Knollenkenner, Landwirte und Gourmets sind sich einig, dass sie derzeit die Königin unter diesen Nachtschattengewächsen ist, weil sie sich durch folgende Eigenschaften auszeichnet: glattschalig, ovale Form, festkochend, würzig-intensiver Geschmack, cremig-buttrige Konsistenz, appetitlich gold-gelbe Farbe und bei alledem auch noch sehr gut lagerfähig.
Linda soll aber nun, trotz 30-jähriger Bewährung und Erfolgsgeschichte, spätestens im nächsten Jahr für immer vom Markt verschwinden, und jeder halbwegs verstandesbegabte Mensch muss sich verwundert fragen, warum. Erklärbar wird dies durch die ehemals deutsche Regelungs-, Gesetzgebungs- und Normierungswut, die sich bei den entsprechenden Gremien des EU-Marktes immer noch weiter steigerungsfähig zeigt.

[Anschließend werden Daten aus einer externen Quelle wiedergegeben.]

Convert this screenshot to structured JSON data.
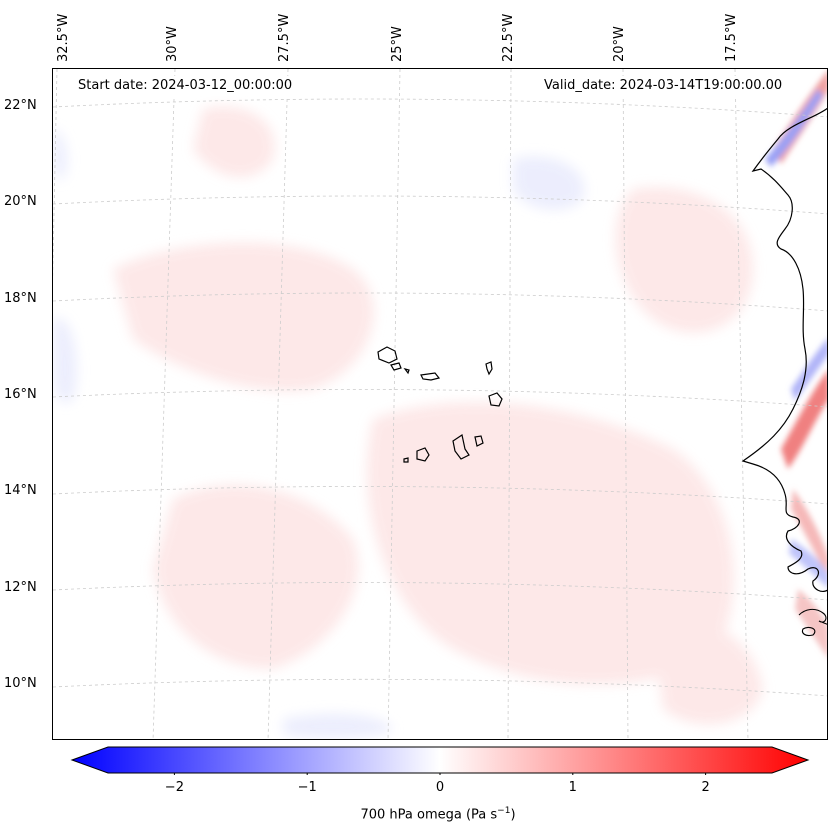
{
  "header": {
    "start_date": "Start date: 2024-03-12_00:00:00",
    "valid_date": "Valid_date: 2024-03-14T19:00:00.00"
  },
  "map": {
    "longitude_labels": [
      "32.5°W",
      "30°W",
      "27.5°W",
      "25°W",
      "22.5°W",
      "20°W",
      "17.5°W"
    ],
    "latitude_labels": [
      "22°N",
      "20°N",
      "18°N",
      "16°N",
      "14°N",
      "12°N",
      "10°N"
    ],
    "gridlines": true,
    "field": "700 hPa omega",
    "features": [
      "Cape Verde islands",
      "West African coastline"
    ]
  },
  "colorbar": {
    "ticks": [
      "−2",
      "−1",
      "0",
      "1",
      "2"
    ],
    "tick_values": [
      -2,
      -1,
      0,
      1,
      2
    ],
    "range": [
      -2.5,
      2.5
    ],
    "label": "700 hPa omega (Pa s⁻¹)",
    "colors": {
      "min": "#0000ff",
      "mid": "#ffffff",
      "max": "#ff0000"
    }
  }
}
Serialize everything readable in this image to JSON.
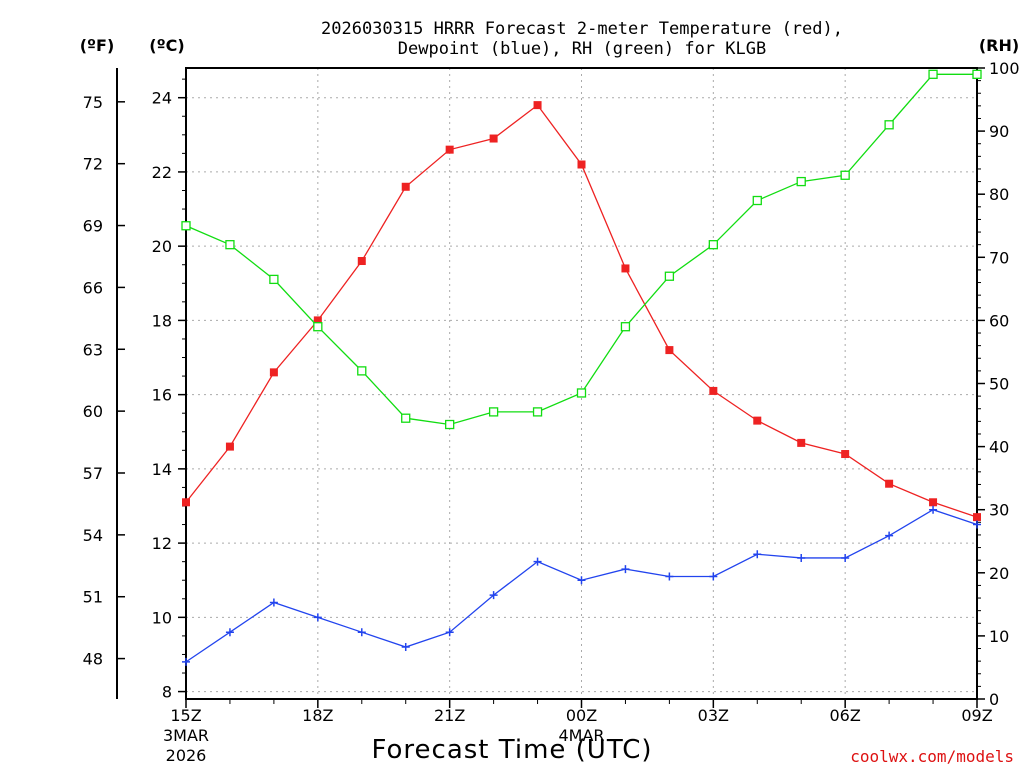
{
  "colors": {
    "temperature": "#ee2222",
    "dewpoint": "#2244ee",
    "rh": "#11dd11",
    "credit": "#dd1111"
  },
  "chart_data": {
    "type": "line",
    "title": "2026030315 HRRR Forecast 2-meter Temperature (red),",
    "subtitle": "Dewpoint (blue), RH (green) for KLGB",
    "xlabel": "Forecast Time (UTC)",
    "credit": "coolwx.com/models",
    "units": {
      "fahrenheit": "(ºF)",
      "celsius": "(ºC)",
      "rh": "(RH)"
    },
    "x": [
      0,
      1,
      2,
      3,
      4,
      5,
      6,
      7,
      8,
      9,
      10,
      11,
      12,
      13,
      14,
      15,
      16,
      17,
      18
    ],
    "x_ticks": [
      {
        "x": 0,
        "label": "15Z",
        "sub1": "3MAR",
        "sub2": "2026"
      },
      {
        "x": 3,
        "label": "18Z"
      },
      {
        "x": 6,
        "label": "21Z"
      },
      {
        "x": 9,
        "label": "00Z",
        "sub1": "4MAR"
      },
      {
        "x": 12,
        "label": "03Z"
      },
      {
        "x": 15,
        "label": "06Z"
      },
      {
        "x": 18,
        "label": "09Z"
      }
    ],
    "xlim": [
      0,
      18
    ],
    "ylim_c": [
      7.8,
      24.8
    ],
    "ylim_rh": [
      0,
      100
    ],
    "y_ticks_c": [
      8,
      10,
      12,
      14,
      16,
      18,
      20,
      22,
      24
    ],
    "y_ticks_f": [
      48,
      51,
      54,
      57,
      60,
      63,
      66,
      69,
      72,
      75
    ],
    "y_ticks_rh": [
      0,
      10,
      20,
      30,
      40,
      50,
      60,
      70,
      80,
      90,
      100
    ],
    "grid": true,
    "series": [
      {
        "name": "Temperature",
        "axis": "celsius",
        "marker": "filled-square",
        "color_key": "temperature",
        "values": [
          13.1,
          14.6,
          16.6,
          18.0,
          19.6,
          21.6,
          22.6,
          22.9,
          23.8,
          22.2,
          19.4,
          17.2,
          16.1,
          15.3,
          14.7,
          14.4,
          13.6,
          13.1,
          12.7
        ]
      },
      {
        "name": "Dewpoint",
        "axis": "celsius",
        "marker": "plus",
        "color_key": "dewpoint",
        "values": [
          8.8,
          9.6,
          10.4,
          10.0,
          9.6,
          9.2,
          9.6,
          10.6,
          11.5,
          11.0,
          11.3,
          11.1,
          11.1,
          11.7,
          11.6,
          11.6,
          12.2,
          12.9,
          12.5
        ]
      },
      {
        "name": "RH",
        "axis": "rh",
        "marker": "open-square",
        "color_key": "rh",
        "values": [
          75,
          72,
          66.5,
          59,
          52,
          44.5,
          43.5,
          45.5,
          45.5,
          48.5,
          59,
          67,
          72,
          79,
          82,
          83,
          91,
          99,
          99
        ]
      }
    ]
  }
}
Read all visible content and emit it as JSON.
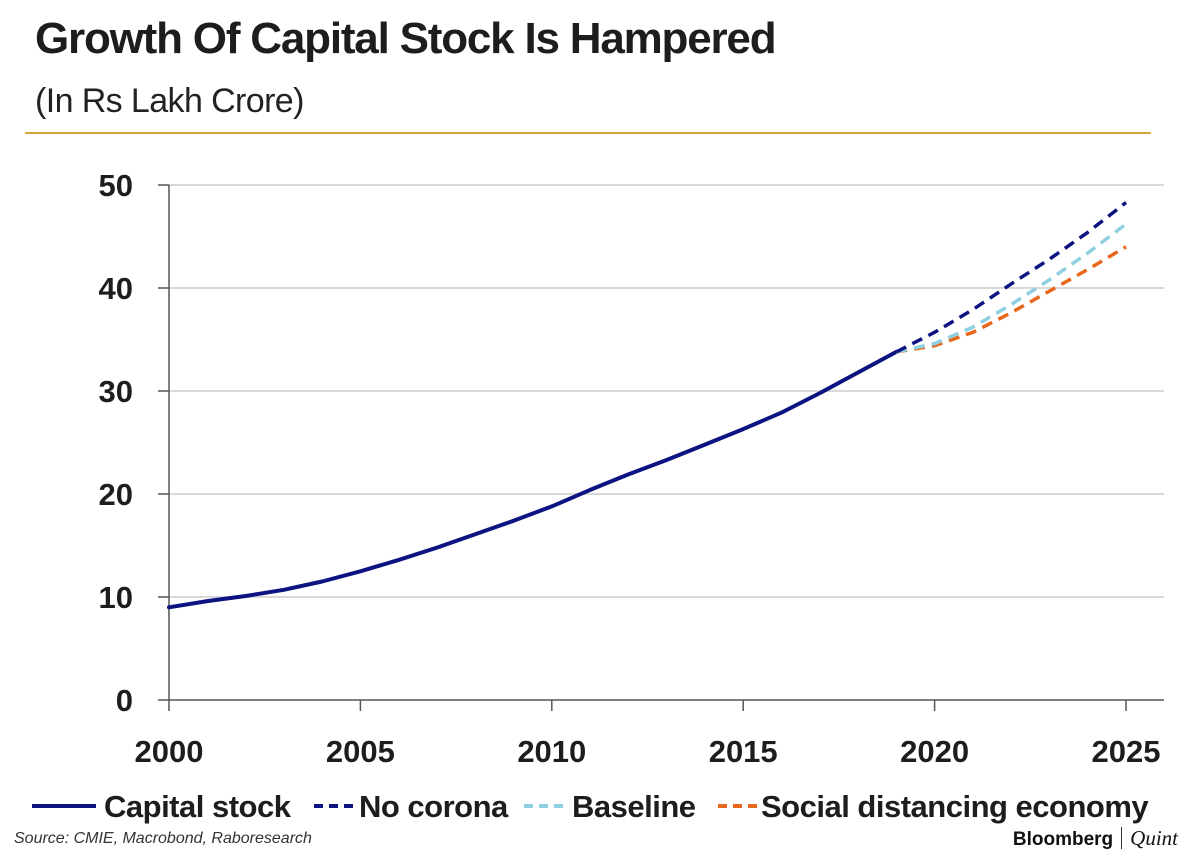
{
  "chart_data": {
    "type": "line",
    "title": "Growth Of Capital Stock Is Hampered",
    "subtitle": "(In Rs Lakh Crore)",
    "xlabel": "",
    "ylabel": "",
    "xlim": [
      2000,
      2025
    ],
    "ylim": [
      0,
      50
    ],
    "xticks": [
      2000,
      2005,
      2010,
      2015,
      2020,
      2025
    ],
    "yticks": [
      0,
      10,
      20,
      30,
      40,
      50
    ],
    "grid": "horizontal",
    "legend_position": "bottom",
    "series": [
      {
        "name": "Capital stock",
        "color": "#0d1380",
        "style": "solid",
        "x": [
          2000,
          2001,
          2002,
          2003,
          2004,
          2005,
          2006,
          2007,
          2008,
          2009,
          2010,
          2011,
          2012,
          2013,
          2014,
          2015,
          2016,
          2017,
          2018,
          2019
        ],
        "y": [
          9.0,
          9.6,
          10.1,
          10.7,
          11.5,
          12.5,
          13.6,
          14.8,
          16.1,
          17.4,
          18.8,
          20.4,
          21.9,
          23.3,
          24.8,
          26.3,
          27.9,
          29.8,
          31.8,
          33.8
        ]
      },
      {
        "name": "No corona",
        "color": "#0d1380",
        "style": "dashed",
        "x": [
          2019,
          2020,
          2021,
          2022,
          2023,
          2024,
          2025
        ],
        "y": [
          33.8,
          35.7,
          37.9,
          40.4,
          42.8,
          45.4,
          48.3
        ]
      },
      {
        "name": "Baseline",
        "color": "#8ecfe0",
        "style": "dashed",
        "x": [
          2019,
          2020,
          2021,
          2022,
          2023,
          2024,
          2025
        ],
        "y": [
          33.8,
          34.6,
          36.2,
          38.4,
          40.8,
          43.4,
          46.2
        ]
      },
      {
        "name": "Social distancing economy",
        "color": "#e8671c",
        "style": "dashed",
        "x": [
          2019,
          2020,
          2021,
          2022,
          2023,
          2024,
          2025
        ],
        "y": [
          33.8,
          34.4,
          35.7,
          37.6,
          39.7,
          41.8,
          44.0
        ]
      }
    ]
  },
  "footer": {
    "source": "Source: CMIE, Macrobond, Raboresearch",
    "brand_primary": "Bloomberg",
    "brand_secondary": "Quint"
  }
}
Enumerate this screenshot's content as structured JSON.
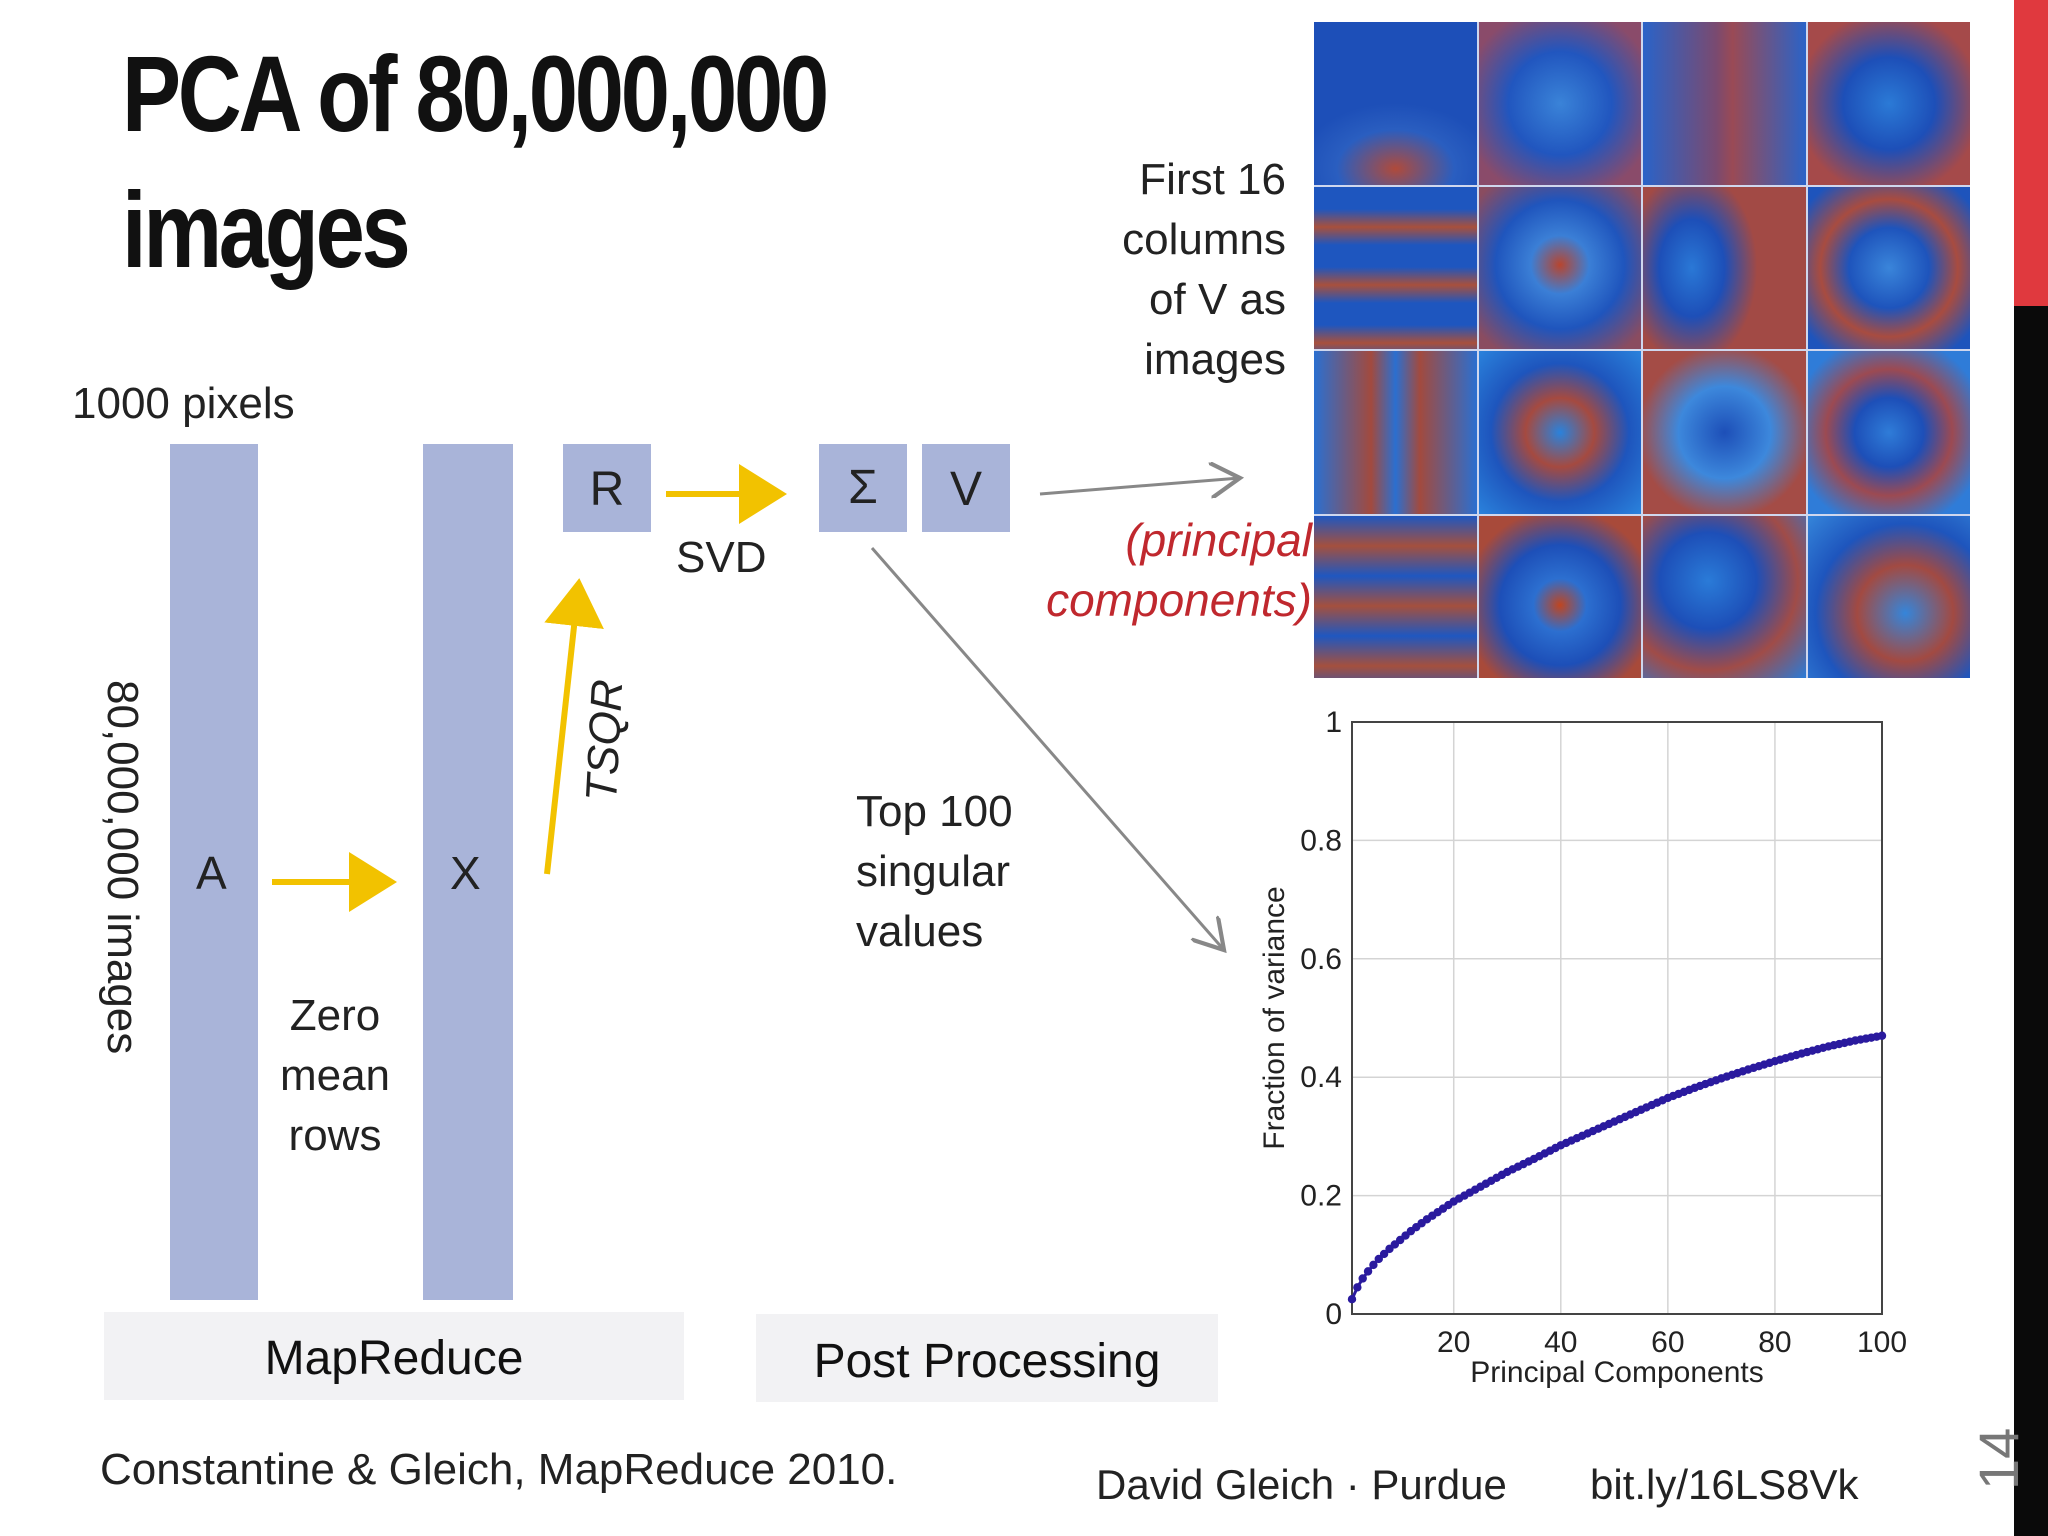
{
  "title": {
    "line1": "PCA of 80,000,000",
    "line2": "images"
  },
  "labels": {
    "pixels": "1000 pixels",
    "images_count": "80,000,000 images",
    "matrix_a": "A",
    "matrix_x": "X",
    "matrix_r": "R",
    "sigma": "Σ",
    "matrix_v": "V",
    "zero_mean_rows": [
      "Zero",
      "mean",
      "rows"
    ],
    "tsqr": "TSQR",
    "svd": "SVD",
    "top_singular": [
      "Top 100",
      "singular",
      "values"
    ],
    "first16": [
      "First 16",
      "columns",
      "of V as",
      "images"
    ],
    "principal_components": [
      "(principal",
      "components)"
    ]
  },
  "bands": {
    "mapreduce": "MapReduce",
    "post_processing": "Post Processing"
  },
  "footer": {
    "citation": "Constantine & Gleich, MapReduce 2010.",
    "author": "David Gleich · Purdue",
    "link": "bit.ly/16LS8Vk",
    "page": "14"
  },
  "colors": {
    "bar": "#a9b4d9",
    "arrow": "#f2c200",
    "accent": "#c0282e",
    "curve": "#2a1a9e"
  },
  "eigen_images": {
    "count": 16,
    "rows": 4,
    "cols": 4
  },
  "chart_data": {
    "type": "line",
    "title": "",
    "xlabel": "Principal Components",
    "ylabel": "Fraction of variance",
    "xlim": [
      1,
      100
    ],
    "ylim": [
      0,
      1
    ],
    "xticks": [
      20,
      40,
      60,
      80,
      100
    ],
    "yticks": [
      0,
      0.2,
      0.4,
      0.6,
      0.8,
      1
    ],
    "ytick_labels": [
      "0",
      "0.2",
      "0.4",
      "0.6",
      "0.8",
      "1"
    ],
    "grid": true,
    "series": [
      {
        "x": [
          1,
          2,
          3,
          4,
          5,
          6,
          8,
          10,
          12,
          15,
          20,
          25,
          30,
          35,
          40,
          45,
          50,
          55,
          60,
          65,
          70,
          75,
          80,
          85,
          90,
          95,
          100
        ],
        "y": [
          0.025,
          0.045,
          0.06,
          0.072,
          0.083,
          0.093,
          0.11,
          0.125,
          0.14,
          0.16,
          0.19,
          0.215,
          0.24,
          0.262,
          0.285,
          0.305,
          0.325,
          0.345,
          0.365,
          0.382,
          0.398,
          0.413,
          0.427,
          0.44,
          0.452,
          0.462,
          0.47
        ]
      }
    ]
  }
}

Lindas Erzeuger, ein Lüneburger Züchtungsunternehmen, namens ‚Europlant’, erwarb vor 30 Jahren die Zulassung und die Lizenz für das In-Verkehr-Bringen des Saatgutes für die genannte Kartoffelsorte, also eine Art „copyright für Linda“. Damit verbunden ist, dass nur die Firma Europlant das Saatgut in den Handel bringen durfte und alle Landwirte, die das Saatgut bezogen, an Europlant Lizenzgebühren zu zahlen hatten. Die hinter diesem Verfahren stehende, strenge Gesetzgebung soll unter anderem die Einhaltung der Qualitätskriterien in Bezug auf Sortenreinheit, die Einhaltung der EU-weit geltenden Markt-Klassifizierung in Bezug auf äußerliche Form, Größe und Beschaffenheit eines landwirtschaftlichen Produkts gewährleisten und des Weiteren, dem Züchter durch dieses Verfahren eine Möglichkeit der Re-Finanzierung seines Forschungs-, Züchtungs-, Entwicklungs- und Zulassungsaufwandes ermöglichen. Andererseits soll dadurch verhindert werden, dass irgendein x-beliebiger (Nach)-Züchter eine minderwertigere Kartoffel unter dem gleichen Namen in den Handel bringen und damit ungerechtfertigt Geld verdienen kann. Pro Pflanzensorte, für die beim Bundessortenamt in Hannover eine Zulassung beantragt wird, kann der Antragsteller eine Lizenz über 30 Jahre erhalten. Diese ist im Falle ‚Linda’ per 31.12.04 abgelaufen. Somit dürfte nach dem Sortenschutzgesetz nun jedermann ‚Linda’ weiterzüchten, handeln und verkaufen, ohne weitere Lizenzgebühren an den ursprünglichen Züchter entrichten zu müssen.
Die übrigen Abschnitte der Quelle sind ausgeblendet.